当時の趙王趙歇は陳勝から独立した武臣の死後に張耳・陳余が立てた元の趙王の末裔。傀儡のようなもので、実際には張耳と陳余が牛耳っていたと見ていいだろう。




ちなみに、秦将の王離はあの王翦の孫である。





一方、楚の方では懐王がこの機に乗じて軍事権の回収を図ったらしく、項羽や呂臣の持っていた兵は懐王に奪われたようである。



劉邦は別になっているのは、懐王は自ら彭城へ行く事で軍事権を直接回収したという事だろうから、彭城ではなく碭郡の方にいた劉邦にはその手が及ばなかったという事だと思われる。

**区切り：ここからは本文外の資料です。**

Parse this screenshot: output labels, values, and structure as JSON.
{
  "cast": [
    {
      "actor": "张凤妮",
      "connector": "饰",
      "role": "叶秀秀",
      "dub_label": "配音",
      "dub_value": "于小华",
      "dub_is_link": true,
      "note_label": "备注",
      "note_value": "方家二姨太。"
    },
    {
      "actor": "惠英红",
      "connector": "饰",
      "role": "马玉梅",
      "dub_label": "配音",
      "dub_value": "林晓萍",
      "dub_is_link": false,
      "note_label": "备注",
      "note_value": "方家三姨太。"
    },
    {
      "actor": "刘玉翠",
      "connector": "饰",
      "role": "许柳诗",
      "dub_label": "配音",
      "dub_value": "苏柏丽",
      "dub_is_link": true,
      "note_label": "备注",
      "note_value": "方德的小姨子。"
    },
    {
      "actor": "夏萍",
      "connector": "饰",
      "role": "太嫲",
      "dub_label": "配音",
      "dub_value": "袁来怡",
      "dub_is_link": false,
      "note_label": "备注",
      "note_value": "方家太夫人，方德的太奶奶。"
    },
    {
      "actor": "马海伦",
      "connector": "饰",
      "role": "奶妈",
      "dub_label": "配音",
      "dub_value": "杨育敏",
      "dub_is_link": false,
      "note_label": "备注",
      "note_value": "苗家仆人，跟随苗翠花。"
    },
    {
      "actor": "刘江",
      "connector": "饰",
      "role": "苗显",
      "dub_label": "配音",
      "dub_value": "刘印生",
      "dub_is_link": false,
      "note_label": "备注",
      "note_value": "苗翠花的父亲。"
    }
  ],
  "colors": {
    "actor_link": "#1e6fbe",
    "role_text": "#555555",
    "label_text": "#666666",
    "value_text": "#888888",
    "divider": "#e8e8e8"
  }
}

以上の通り、ここで項羽と楚にとって重大な事が起こっている。



項梁の死後、項羽はもしかしたら一旦は項梁の兵を掌握したのかもしれないが、その兵は懐王の直下に置かれたらしい、という事である。



王なのだから権限の上ではおかしくないのだが、それまでどう考えても項梁の傀儡だったわけだから、大きな変化であろう。




そして項羽の方は、項梁の持っていた兵も、実質的な楚の指導者としての地位も、引き継げないでいた、という事である。